At the end of the passageway, the show begins. “Stinky” (an unframed oil painting on paper) is one of Davidson’s touching souls, who looks at you with overly big eyes and too-red cheeks, like a clown’s. Lurking beside her and looking in her direction stands a vague little urchin. Both of them are exactly what the show is titled—small, without knowing how small they actually are, in the great big, wide world. You take them to heart right away.

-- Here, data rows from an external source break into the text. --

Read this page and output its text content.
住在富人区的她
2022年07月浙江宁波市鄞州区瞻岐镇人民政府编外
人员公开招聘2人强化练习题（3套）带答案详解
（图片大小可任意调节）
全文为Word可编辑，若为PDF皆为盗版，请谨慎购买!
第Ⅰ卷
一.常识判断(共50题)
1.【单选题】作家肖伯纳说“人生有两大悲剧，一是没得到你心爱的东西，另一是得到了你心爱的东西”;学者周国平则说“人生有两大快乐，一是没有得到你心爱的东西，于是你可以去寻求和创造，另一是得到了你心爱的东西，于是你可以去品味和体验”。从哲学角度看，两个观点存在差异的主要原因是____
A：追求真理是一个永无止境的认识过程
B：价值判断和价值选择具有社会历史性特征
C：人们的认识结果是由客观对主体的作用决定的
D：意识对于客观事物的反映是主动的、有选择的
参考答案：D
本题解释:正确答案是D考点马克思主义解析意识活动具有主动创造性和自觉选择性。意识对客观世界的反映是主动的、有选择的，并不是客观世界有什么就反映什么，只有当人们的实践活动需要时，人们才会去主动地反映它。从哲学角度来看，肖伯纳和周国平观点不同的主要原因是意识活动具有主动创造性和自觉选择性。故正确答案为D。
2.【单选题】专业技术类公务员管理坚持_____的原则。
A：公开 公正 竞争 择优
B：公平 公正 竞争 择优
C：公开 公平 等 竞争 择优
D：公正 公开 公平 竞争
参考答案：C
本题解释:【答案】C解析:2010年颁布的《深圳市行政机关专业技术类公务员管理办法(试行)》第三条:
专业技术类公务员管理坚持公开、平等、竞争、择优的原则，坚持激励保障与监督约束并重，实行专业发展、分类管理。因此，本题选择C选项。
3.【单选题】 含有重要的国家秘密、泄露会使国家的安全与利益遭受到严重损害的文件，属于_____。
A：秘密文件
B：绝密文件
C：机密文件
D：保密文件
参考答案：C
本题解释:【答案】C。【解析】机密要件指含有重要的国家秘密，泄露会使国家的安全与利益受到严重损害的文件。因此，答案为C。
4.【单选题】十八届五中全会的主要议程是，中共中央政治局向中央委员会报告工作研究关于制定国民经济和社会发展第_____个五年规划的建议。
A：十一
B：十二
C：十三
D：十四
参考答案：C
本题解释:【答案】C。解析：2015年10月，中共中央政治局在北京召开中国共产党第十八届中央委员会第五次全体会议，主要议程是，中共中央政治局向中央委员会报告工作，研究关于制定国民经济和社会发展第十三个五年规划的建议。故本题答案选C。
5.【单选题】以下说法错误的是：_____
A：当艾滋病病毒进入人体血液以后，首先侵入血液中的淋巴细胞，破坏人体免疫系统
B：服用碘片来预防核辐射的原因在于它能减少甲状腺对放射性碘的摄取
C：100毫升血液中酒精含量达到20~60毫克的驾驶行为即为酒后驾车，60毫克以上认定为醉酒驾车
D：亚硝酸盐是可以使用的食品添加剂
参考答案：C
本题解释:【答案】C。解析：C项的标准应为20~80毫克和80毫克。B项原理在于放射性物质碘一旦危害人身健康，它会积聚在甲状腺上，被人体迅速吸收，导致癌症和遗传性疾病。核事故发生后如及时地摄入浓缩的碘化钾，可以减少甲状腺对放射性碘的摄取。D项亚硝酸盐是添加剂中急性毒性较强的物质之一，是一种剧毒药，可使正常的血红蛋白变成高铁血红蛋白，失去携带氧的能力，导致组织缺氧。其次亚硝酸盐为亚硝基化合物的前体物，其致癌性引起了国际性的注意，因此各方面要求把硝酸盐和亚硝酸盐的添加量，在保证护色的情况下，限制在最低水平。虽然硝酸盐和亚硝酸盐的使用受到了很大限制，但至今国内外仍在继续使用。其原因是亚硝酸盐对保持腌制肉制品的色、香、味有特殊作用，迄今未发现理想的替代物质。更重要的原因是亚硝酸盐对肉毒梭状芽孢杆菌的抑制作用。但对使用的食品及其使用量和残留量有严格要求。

Then come the cloth and leather dolls, all of whom seem to have escaped a frame, that is, come out of a box they were once in. Mounted under or on their backgrounds, they are paintings gone 3-D. Their nobility reminds you of that vulnerable creature in all of us, the one who is left after all the masks are gone, the one who struggles to exist, and, hooray, succeeds! Some are climbing the walls. “Anna and Stinky” hang by strings, like marionettes, from the 20-foot ceiling. Stinky, now an old woman, clings to Anna who makes a vigorous effort to carry her, piggy-back style.
The centerpiece of the exhibit is a tableaux of a play in progress. Dolls and heads on a three-tiered wooden platform against a backdrop of blood and innocence “...present a play to honor this, our first national (long-awaited) Period of Grief. Come, open hearts and listen.” The fatuous man in wig and tails bares his naked goat belly; the man with the painted face makes snide remarks; and Anna fights for her life. A most endearing and grave lone spectator sits on a box as she bravely grasps the terrible truth laid out before her.
If there is a message, it would be: If everyone were individuated, in a Jungian sense, there would be justice in the world. Something like that. The expressive range of the brilliantly fashioned dolls is dazzling. They seem so psychologically real. And technically they are a tour de force; the sewing involved was so demanding the artist had to enlist artisans to complete her vision.
Also showing at Franklin Art Works are “about symmetry symmetry about” by Phyllis Baldino in the Video Gallery and “Small Work” by Larry Bemm. Davidson will present an artist talk at 2 p.m., Sat., Sept. 27. The exhibition continues until Nov. 8. Gallery hours are Wed. - Sat. 12 to 5 p.m. Franklin Art Works, 1021 E. Franklin Ave., Mpls. 612-872-7494.